Depois de tomar um tunda do eleitor na eleição para a Câmara Federal, PTB e Patriota querem juntar os trapinhos. O PTB, do famigerado Roberto Jefferson e Padre Kelvin, Kelton, Kelmon, elegeu apenas um deputado federal. O Patriota elegeu 4. Ambos foram atropelados pela cláusula de barreira.
Mas não foram eles apenas. Das 32 siglas atuais, apenas 13 conseguiram preencher os requisitos para permanecer atuando de forma plena.
A cláusula de barreira foi adotada pela primeira vez no Brasil em 2018, com previsão legal de aumentar os requisitos a cada eleição. Em 2022, para atingir o desempenho necessário, cada partido teve de atender a uma de duas alternativas: uma é atingir 2% dos votos válidos para deputado federal, distribuídos em ao menos nove estados, com ao menos 1% de votos válidos em cada estado. Outra alternativa é eleger ao menos 11 deputados federais, distribuídos em ao menos nove estados.
A proposta de fusão entre o PTB e o Patriota anunciada hoje, tem a expectativa de que, juntas, as siglas consigam superar a cláusula pelo critério alternativo de 2% dos votos válidos, com um mínimo de 1% em nove estados.

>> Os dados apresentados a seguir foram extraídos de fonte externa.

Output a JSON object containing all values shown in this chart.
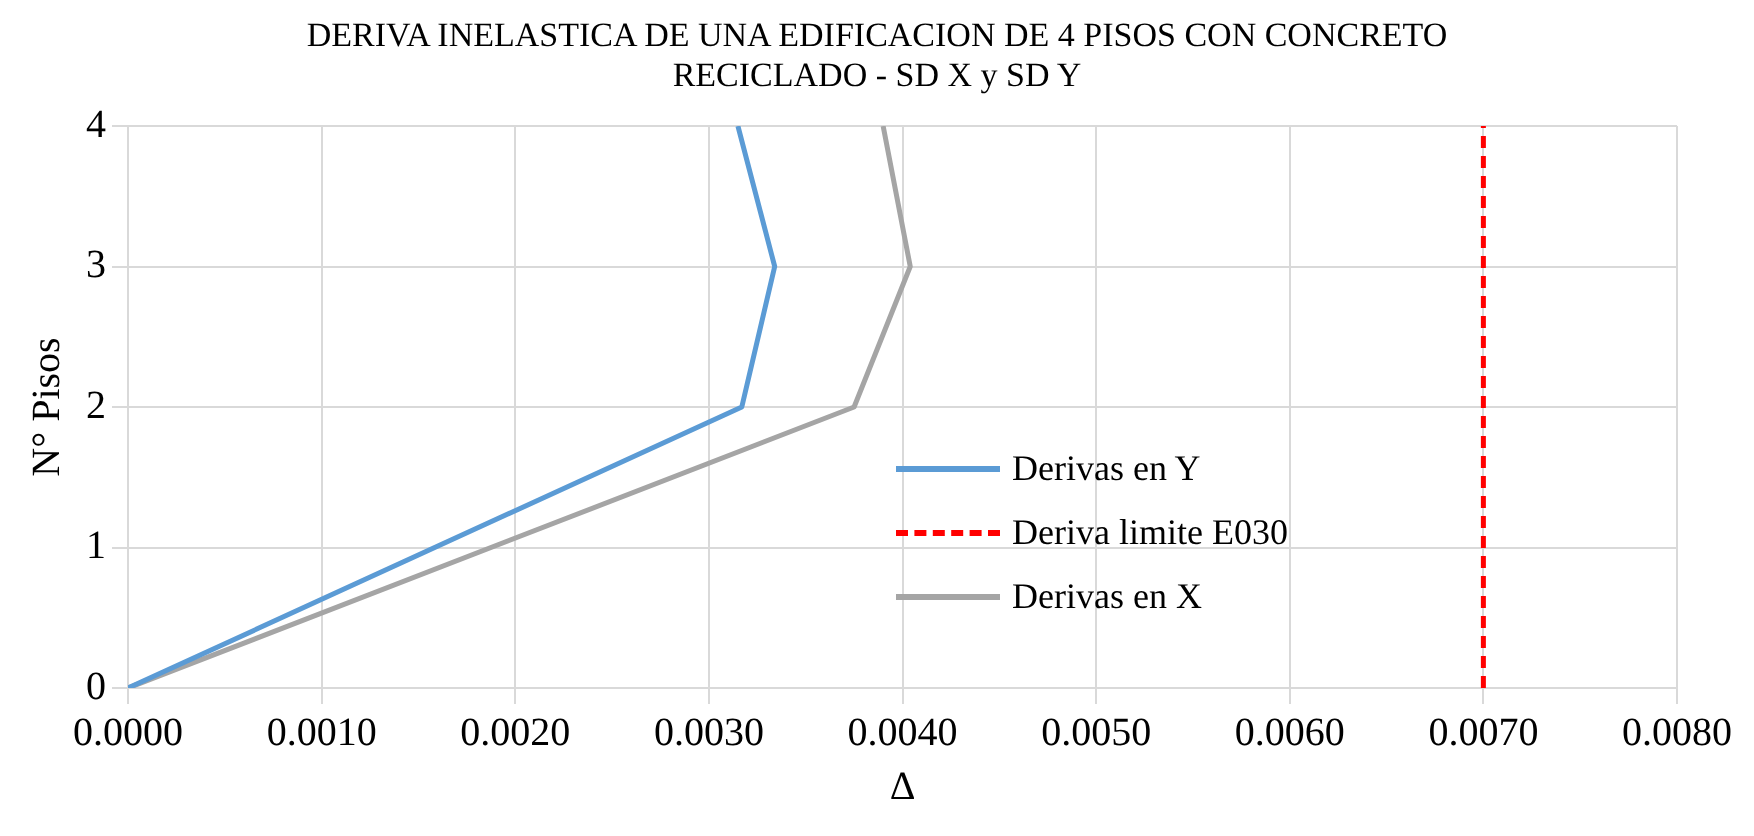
{
  "chart_data": {
    "type": "line",
    "title": "DERIVA INELASTICA DE UNA EDIFICACION DE 4 PISOS CON CONCRETO RECICLADO - SD X y SD Y",
    "xlabel": "Δ",
    "ylabel": "N° Pisos",
    "series": [
      {
        "name": "Derivas en Y",
        "color": "#5b9bd5",
        "x": [
          0,
          0.00317,
          0.00334,
          0.00315
        ],
        "values": [
          0,
          2,
          3,
          4
        ]
      },
      {
        "name": "Deriva limite E030",
        "color": "#ff0000",
        "line_style": "dashed",
        "x": [
          0.007,
          0.007
        ],
        "values": [
          0,
          4
        ]
      },
      {
        "name": "Derivas en X",
        "color": "#a5a5a5",
        "x": [
          0,
          0.00375,
          0.00404,
          0.0039
        ],
        "values": [
          0,
          2,
          3,
          4
        ]
      }
    ],
    "xlim": [
      0,
      0.008
    ],
    "xticks": [
      {
        "value": 0,
        "label": "0.0000"
      },
      {
        "value": 0.001,
        "label": "0.0010"
      },
      {
        "value": 0.002,
        "label": "0.0020"
      },
      {
        "value": 0.003,
        "label": "0.0030"
      },
      {
        "value": 0.004,
        "label": "0.0040"
      },
      {
        "value": 0.005,
        "label": "0.0050"
      },
      {
        "value": 0.006,
        "label": "0.0060"
      },
      {
        "value": 0.007,
        "label": "0.0070"
      },
      {
        "value": 0.008,
        "label": "0.0080"
      }
    ],
    "ylim": [
      0,
      4
    ],
    "yticks": [
      0,
      1,
      2,
      3,
      4
    ],
    "grid": true,
    "legend": "bottom right",
    "marker": "none",
    "line_style": "solid"
  }
}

O novo partido vai se chamar Mais Brasil e terá o número 25, informa o presidente do Patriota do Paraná, Nivaldo Ramos. Será manterá a linha conservadora.
Nos próximos dias serão definidos os diretórios estaduais e municipais.















1 comentário
Tá louco?
Esse Nivaldo foi trabalhador de Homero Barbosa Neto e pago por Wilson Picler, o suplente de Barbosinha em 2009, sócio minoritário da Uninter e ufólogo amador.
O tal Nivaldo Ramos “Rocha Loures”, de União da Vitória, na presidência do Patriota Paraná disputou o cargo dos ex pagadores e fez ABSOLUTOS 1.918 votos para Deputado Federal.
Uma sapiência em pessoa e deveria vender laranjinha na BR 369 no trevo da PUC ou locutor da rádio Brasil Sul do seu ‘querido mas não muito’ Barbosete.